Motion Matching with Raw Mocap (alpha footage)

Note: This is raw mocap placed on a generic rig. The weird hands and arms are a retargetting issue and has nothing to do with MxM.

Performance:
Motion matching for Unity uses the cutting edge of Unity development to achieve solid performance while still being stable. It uses Unity’s Job system, SIMD mathematics library and burst compiler, to achieve lightning fast, multi-threaded performance.
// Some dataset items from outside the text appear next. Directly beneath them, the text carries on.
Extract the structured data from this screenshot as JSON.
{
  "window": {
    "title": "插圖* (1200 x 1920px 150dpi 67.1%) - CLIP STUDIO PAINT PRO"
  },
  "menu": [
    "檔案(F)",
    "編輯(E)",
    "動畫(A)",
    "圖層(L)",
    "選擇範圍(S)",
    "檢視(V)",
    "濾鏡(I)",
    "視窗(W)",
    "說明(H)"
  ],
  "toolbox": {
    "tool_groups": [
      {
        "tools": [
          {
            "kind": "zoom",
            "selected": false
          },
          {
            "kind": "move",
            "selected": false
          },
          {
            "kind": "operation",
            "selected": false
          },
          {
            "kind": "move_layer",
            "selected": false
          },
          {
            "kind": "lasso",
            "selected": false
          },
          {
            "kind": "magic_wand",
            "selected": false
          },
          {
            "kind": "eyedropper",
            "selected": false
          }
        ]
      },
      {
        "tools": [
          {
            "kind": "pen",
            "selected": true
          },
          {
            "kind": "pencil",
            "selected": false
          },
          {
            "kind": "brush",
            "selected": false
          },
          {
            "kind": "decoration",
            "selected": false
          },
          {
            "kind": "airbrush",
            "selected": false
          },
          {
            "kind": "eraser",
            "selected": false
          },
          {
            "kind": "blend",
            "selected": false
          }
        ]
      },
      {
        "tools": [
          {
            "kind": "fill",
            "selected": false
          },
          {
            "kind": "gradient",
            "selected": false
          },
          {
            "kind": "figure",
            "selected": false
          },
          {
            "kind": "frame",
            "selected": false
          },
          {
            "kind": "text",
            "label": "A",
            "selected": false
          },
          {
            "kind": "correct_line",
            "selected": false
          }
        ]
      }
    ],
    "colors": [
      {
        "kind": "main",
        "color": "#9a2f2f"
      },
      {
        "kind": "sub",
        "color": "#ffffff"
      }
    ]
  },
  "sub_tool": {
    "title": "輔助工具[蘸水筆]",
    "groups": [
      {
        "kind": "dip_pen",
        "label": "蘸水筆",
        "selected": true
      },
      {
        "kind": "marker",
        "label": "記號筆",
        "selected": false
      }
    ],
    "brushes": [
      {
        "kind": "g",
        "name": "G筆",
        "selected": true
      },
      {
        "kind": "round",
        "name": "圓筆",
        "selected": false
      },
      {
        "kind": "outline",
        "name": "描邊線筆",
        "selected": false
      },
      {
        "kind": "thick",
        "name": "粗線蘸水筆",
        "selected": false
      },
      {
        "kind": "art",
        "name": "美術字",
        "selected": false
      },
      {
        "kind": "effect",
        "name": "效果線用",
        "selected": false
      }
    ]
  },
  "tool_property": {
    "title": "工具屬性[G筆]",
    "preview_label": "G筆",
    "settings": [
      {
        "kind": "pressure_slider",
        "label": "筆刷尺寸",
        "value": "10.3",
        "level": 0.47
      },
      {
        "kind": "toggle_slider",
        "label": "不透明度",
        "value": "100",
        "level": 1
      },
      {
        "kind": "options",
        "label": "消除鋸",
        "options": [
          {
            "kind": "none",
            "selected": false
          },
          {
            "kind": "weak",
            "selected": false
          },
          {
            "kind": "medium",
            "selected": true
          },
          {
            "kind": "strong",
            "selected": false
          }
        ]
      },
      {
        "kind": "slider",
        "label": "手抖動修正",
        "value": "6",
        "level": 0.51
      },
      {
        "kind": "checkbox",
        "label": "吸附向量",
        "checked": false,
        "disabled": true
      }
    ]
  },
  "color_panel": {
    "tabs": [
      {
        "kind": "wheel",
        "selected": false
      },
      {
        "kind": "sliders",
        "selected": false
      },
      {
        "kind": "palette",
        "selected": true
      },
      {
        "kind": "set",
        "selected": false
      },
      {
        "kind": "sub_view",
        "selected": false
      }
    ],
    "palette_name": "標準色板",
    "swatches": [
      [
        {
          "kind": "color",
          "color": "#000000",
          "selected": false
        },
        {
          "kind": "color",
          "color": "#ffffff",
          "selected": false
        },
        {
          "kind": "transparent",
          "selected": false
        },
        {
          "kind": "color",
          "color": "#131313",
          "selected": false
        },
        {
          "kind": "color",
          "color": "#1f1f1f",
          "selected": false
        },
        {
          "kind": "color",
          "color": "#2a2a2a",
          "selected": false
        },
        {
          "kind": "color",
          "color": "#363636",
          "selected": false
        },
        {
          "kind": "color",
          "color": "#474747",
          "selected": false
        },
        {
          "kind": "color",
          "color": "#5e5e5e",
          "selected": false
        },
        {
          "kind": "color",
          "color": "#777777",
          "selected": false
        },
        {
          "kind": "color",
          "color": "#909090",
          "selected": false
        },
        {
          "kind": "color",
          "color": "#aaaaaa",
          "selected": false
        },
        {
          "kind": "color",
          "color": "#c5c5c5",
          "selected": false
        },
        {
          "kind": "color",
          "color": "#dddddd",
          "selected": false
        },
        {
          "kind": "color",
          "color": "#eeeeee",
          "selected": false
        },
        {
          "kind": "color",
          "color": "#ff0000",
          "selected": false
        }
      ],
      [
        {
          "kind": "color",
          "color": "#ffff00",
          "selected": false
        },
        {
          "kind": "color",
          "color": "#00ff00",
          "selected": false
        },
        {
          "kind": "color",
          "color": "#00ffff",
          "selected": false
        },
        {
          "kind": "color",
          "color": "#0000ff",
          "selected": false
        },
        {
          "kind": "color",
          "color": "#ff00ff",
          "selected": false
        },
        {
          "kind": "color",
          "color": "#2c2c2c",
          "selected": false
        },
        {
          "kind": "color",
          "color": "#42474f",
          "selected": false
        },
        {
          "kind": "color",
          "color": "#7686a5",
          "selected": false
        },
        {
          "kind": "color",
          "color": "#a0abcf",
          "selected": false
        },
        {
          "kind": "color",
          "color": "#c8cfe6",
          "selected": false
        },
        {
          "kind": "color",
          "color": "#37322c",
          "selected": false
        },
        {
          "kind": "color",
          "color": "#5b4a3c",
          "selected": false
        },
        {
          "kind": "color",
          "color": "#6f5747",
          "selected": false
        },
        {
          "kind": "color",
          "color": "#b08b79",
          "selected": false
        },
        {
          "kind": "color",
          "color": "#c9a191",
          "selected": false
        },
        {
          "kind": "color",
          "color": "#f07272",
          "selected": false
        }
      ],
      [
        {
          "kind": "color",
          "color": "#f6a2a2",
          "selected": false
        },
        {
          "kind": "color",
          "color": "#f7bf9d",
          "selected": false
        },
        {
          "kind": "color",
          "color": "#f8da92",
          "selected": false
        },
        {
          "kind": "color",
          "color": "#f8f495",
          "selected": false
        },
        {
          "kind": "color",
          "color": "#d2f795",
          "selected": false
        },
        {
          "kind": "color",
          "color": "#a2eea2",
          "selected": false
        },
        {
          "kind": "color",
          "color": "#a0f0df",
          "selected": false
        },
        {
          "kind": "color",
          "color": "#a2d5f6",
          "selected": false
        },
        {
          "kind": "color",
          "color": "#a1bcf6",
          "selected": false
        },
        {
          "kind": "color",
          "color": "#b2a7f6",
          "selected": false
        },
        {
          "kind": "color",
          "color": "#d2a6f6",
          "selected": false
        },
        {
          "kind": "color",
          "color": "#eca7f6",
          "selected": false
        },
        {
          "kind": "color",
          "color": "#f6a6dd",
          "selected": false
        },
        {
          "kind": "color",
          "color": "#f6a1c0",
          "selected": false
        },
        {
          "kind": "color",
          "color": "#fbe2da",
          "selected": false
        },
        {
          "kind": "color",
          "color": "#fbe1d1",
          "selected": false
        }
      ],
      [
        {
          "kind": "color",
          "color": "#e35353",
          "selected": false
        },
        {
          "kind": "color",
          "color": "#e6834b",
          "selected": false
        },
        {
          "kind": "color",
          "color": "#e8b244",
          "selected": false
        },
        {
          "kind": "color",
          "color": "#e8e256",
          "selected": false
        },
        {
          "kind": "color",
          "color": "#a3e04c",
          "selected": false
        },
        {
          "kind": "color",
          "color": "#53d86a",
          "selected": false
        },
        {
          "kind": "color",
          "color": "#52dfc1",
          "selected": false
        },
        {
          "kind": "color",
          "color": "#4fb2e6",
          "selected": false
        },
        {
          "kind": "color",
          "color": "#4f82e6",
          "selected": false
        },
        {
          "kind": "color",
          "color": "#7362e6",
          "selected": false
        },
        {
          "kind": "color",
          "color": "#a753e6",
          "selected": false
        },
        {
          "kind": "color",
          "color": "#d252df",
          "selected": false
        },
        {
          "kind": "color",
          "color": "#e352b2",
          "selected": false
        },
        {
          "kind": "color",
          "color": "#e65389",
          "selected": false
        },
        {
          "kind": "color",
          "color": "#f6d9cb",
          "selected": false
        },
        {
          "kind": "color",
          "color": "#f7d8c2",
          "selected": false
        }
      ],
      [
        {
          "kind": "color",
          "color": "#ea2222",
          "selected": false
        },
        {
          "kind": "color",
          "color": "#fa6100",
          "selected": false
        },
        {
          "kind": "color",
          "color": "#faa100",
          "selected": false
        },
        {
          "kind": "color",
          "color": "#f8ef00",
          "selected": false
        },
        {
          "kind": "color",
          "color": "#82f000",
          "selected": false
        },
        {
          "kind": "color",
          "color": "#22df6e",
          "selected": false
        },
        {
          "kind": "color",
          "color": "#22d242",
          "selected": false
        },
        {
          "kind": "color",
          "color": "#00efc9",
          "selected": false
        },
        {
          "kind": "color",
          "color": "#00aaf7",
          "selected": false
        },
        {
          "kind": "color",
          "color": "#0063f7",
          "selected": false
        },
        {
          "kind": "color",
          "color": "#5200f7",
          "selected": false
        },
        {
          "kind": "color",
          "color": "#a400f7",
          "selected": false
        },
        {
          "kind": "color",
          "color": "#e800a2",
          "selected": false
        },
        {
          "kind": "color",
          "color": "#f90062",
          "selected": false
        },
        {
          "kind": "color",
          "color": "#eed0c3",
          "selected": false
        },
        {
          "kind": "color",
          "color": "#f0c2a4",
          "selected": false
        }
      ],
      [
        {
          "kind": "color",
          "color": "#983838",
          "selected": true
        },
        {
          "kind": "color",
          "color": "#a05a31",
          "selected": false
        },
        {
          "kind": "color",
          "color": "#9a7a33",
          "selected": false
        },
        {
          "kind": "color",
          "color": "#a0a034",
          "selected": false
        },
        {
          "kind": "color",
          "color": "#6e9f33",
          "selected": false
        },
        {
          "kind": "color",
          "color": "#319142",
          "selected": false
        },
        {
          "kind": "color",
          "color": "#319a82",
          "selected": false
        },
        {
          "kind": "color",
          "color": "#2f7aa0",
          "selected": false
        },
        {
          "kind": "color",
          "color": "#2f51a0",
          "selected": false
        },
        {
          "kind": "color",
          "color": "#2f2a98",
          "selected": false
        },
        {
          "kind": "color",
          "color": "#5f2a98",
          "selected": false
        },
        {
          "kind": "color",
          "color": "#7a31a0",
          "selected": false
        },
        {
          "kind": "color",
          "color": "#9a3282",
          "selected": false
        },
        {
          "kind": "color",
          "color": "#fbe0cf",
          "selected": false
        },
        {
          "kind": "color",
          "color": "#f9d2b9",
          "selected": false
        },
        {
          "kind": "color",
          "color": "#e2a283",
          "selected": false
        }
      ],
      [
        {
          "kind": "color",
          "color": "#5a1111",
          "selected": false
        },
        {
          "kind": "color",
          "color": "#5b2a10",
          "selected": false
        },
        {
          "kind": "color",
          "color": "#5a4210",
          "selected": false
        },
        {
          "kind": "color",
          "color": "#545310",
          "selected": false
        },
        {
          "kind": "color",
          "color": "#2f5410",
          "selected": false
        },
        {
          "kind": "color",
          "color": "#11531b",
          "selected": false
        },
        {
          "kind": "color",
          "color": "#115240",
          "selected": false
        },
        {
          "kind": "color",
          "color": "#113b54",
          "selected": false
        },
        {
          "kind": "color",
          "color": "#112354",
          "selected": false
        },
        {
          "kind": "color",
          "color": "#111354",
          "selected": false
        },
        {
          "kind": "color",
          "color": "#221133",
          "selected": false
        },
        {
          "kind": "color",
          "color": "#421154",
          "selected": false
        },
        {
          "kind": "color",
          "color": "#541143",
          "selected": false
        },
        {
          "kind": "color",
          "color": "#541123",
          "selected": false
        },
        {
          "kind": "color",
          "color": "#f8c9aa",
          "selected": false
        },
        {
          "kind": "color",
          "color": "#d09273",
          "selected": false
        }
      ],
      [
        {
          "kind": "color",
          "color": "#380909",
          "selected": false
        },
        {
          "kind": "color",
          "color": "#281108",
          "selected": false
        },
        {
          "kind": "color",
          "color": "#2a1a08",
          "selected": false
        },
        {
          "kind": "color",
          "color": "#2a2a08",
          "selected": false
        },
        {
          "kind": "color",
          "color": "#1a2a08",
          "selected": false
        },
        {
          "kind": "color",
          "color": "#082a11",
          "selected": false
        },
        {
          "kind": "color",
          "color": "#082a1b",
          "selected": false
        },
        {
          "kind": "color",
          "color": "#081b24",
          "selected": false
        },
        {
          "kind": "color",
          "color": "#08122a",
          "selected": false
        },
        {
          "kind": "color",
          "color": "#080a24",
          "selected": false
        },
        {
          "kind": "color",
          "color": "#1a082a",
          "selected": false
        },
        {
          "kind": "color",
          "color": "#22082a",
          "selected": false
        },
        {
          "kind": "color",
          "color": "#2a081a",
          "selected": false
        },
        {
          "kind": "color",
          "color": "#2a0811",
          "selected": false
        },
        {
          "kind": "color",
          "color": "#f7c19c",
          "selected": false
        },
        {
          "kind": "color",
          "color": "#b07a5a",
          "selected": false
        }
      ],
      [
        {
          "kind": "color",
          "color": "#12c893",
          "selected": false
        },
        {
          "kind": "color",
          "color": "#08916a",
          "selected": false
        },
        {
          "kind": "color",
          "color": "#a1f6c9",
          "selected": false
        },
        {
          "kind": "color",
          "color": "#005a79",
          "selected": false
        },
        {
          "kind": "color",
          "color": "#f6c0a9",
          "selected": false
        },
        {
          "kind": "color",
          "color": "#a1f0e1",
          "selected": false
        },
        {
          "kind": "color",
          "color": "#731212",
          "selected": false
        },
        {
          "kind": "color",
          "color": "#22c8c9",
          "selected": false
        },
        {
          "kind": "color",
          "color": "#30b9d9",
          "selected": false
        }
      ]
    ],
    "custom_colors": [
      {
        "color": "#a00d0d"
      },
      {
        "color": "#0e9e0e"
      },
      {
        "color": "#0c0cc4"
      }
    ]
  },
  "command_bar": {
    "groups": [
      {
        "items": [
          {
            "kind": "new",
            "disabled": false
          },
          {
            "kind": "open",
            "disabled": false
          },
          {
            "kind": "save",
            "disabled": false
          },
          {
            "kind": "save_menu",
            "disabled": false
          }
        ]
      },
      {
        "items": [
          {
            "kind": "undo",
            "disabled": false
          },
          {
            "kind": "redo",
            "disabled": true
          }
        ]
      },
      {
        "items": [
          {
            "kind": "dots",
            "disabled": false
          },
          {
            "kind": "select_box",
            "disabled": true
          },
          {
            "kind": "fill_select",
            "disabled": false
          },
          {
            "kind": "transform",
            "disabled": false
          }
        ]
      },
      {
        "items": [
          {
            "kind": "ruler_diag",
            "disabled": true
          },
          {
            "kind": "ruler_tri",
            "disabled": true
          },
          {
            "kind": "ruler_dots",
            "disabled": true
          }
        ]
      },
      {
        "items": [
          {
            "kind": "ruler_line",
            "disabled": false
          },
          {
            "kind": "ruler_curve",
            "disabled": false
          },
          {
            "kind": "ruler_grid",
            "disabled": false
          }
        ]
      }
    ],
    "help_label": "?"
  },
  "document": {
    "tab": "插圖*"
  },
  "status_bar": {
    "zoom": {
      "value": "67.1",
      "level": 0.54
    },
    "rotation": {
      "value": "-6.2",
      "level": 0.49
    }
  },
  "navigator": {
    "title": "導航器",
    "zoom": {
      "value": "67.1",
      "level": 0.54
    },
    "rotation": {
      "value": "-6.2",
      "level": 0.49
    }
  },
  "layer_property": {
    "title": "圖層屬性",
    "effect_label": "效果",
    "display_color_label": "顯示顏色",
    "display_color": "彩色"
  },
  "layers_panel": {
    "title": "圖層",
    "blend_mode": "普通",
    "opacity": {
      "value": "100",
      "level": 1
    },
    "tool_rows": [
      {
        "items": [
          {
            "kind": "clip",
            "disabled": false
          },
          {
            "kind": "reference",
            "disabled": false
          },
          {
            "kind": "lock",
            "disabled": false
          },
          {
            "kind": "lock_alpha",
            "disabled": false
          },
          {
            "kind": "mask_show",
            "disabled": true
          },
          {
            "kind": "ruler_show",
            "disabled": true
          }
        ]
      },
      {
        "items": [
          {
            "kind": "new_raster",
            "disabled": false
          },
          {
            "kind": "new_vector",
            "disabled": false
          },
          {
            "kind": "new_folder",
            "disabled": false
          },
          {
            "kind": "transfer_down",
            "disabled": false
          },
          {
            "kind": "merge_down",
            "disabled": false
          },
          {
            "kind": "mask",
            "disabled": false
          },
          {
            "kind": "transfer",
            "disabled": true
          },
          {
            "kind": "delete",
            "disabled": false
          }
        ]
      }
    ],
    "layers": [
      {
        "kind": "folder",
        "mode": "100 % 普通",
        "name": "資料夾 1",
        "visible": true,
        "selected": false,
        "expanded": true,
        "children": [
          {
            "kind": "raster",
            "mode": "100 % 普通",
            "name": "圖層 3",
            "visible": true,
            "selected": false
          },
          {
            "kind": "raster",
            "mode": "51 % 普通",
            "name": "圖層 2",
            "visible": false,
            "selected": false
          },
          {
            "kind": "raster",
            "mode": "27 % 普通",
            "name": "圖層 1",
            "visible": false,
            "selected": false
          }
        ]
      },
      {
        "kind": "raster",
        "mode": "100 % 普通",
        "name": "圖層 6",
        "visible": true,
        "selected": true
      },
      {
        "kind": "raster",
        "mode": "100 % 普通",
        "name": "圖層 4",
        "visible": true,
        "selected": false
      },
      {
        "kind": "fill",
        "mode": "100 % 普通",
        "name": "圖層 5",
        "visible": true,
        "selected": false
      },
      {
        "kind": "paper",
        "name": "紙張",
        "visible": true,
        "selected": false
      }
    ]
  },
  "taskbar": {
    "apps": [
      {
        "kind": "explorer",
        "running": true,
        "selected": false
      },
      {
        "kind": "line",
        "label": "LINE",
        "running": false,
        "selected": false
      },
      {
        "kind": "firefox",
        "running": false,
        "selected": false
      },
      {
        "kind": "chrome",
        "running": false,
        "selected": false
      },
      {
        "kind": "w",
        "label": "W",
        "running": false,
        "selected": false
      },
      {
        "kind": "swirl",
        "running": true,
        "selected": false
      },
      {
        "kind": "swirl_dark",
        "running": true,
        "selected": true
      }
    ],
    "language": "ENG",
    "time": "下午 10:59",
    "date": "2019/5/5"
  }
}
This video, which is already out of date, shows a performance benchmark on an i5 4 core system running motion matched characters above 60fps without LOD or infrequent updates.

Features:
Motion matching for Unity is not just a locomotion machine. It supports a number of features that allow the user to create almost any kind of animation. Features include:

  • No animation state machine
  • Fluid and responsive animation output**
  • Support for cut clips as well as un-cut mocap
  • Powerful event system for dynamic actions (e.g. vaults, sword attacks, pacour)
  • Powerful tagging system to allow control over animations (e.g. stances etc.)
  • Motion timing editor (change animation timing to match gameplay)
  • Animation warping for event (precise environment contacts
  • Layer system
  • Use alongside mecanim (switch at any time)
  • Compatible with custom animation playable graphs
  • Compatible with IK systems

Useful Links
- Asset Store Page
- Unity Connect
- Project Roadmap
- Discord (for support)
- User Manual
- Quick Start Guide
- FAQ
- Tutorial Videos

*MxM needs gameplay code to tell it what to do. You have to write the gameplay code to do that. MxM is an animation system, not a gameplay system.

**responsiveness and fidelity of the resultant animation is dependent on the quality, responsiveness and coverage of your source animations. Watch this video for more detail.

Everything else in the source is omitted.